L’avocat de l’appelant a admis en Cour d’appel que l’établissement du piquet de grève et l’arrêt de travail étaient illégaux en vertu de la législation provinciale. Le but était de forcer l’entrepreneur général à résilier le contrat du sous-traitant qui était lié par convention collective avec «Union No. 1».

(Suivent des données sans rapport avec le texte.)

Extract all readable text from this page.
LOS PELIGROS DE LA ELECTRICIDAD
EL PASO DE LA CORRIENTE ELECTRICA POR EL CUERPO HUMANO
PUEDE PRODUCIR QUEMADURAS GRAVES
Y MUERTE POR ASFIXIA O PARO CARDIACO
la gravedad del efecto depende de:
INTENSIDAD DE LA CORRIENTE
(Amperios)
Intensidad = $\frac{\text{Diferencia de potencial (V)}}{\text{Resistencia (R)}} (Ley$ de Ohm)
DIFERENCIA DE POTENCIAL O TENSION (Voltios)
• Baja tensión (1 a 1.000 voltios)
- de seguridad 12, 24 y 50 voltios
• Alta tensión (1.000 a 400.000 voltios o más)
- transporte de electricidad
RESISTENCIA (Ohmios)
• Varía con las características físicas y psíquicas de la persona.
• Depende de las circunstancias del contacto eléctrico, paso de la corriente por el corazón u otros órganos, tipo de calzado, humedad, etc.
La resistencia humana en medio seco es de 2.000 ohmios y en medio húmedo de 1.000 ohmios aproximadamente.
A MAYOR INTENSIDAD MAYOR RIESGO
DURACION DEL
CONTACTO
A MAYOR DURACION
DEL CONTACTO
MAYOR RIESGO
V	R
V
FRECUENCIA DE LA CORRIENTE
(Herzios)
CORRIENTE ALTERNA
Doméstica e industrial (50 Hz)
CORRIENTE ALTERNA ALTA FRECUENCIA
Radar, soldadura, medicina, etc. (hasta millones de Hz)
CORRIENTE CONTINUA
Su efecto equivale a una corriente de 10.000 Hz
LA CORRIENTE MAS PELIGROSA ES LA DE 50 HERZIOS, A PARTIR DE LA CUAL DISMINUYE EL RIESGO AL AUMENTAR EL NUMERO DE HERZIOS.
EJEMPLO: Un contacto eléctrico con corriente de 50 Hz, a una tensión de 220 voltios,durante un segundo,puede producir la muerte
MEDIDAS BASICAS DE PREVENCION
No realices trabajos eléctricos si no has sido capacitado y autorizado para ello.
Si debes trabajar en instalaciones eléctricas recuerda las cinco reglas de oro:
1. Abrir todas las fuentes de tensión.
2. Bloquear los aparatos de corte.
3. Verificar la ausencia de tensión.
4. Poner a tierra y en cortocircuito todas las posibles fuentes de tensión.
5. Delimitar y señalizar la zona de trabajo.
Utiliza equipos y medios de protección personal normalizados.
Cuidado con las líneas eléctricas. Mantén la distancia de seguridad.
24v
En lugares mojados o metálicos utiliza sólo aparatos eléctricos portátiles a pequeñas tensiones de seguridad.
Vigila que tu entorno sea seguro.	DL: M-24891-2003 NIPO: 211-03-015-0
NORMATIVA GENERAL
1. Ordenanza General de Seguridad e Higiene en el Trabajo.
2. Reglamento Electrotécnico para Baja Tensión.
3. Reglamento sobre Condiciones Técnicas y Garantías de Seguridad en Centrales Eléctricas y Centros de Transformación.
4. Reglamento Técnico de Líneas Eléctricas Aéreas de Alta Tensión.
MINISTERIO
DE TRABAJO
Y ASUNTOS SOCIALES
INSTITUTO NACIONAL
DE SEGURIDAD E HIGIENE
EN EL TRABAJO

R.K. Gervin, le directeur de l’Association, a convoqué une assemblée des représentants de l’Association et de ceux du Conseil pour le 20 juillet 1966. Par suite des délibérations, une seconde assemblée a eu lieu le 25 juillet 1966, au cours de laquelle on en est arrivé à une entente. Voici le procès-verbal de ces assemblées:
[TRADUCTION] Assemblée tenue à la Vancouver Construction Association, rue Oak, mercredi, le 20 juillet 1966, 14 h.
Présents:
Employeurs:
R.K. Gervin
Don Bennett
C.J. Oliver
Century Steel
Syndicats:
J.R. St. Eloi
J. Whiteford
A. Leam
A. McGee
D.C. Fraser
M. Gervin ouvre la séance en déclarant qu’à sa connaissance le chantier du garage de stationnement de la Compagnie de la Baie d’Hudson, à Prince George, a été fermé parce que les hommes de métier ont quitté le travail. On a donné deux raisons pour ce débrayage.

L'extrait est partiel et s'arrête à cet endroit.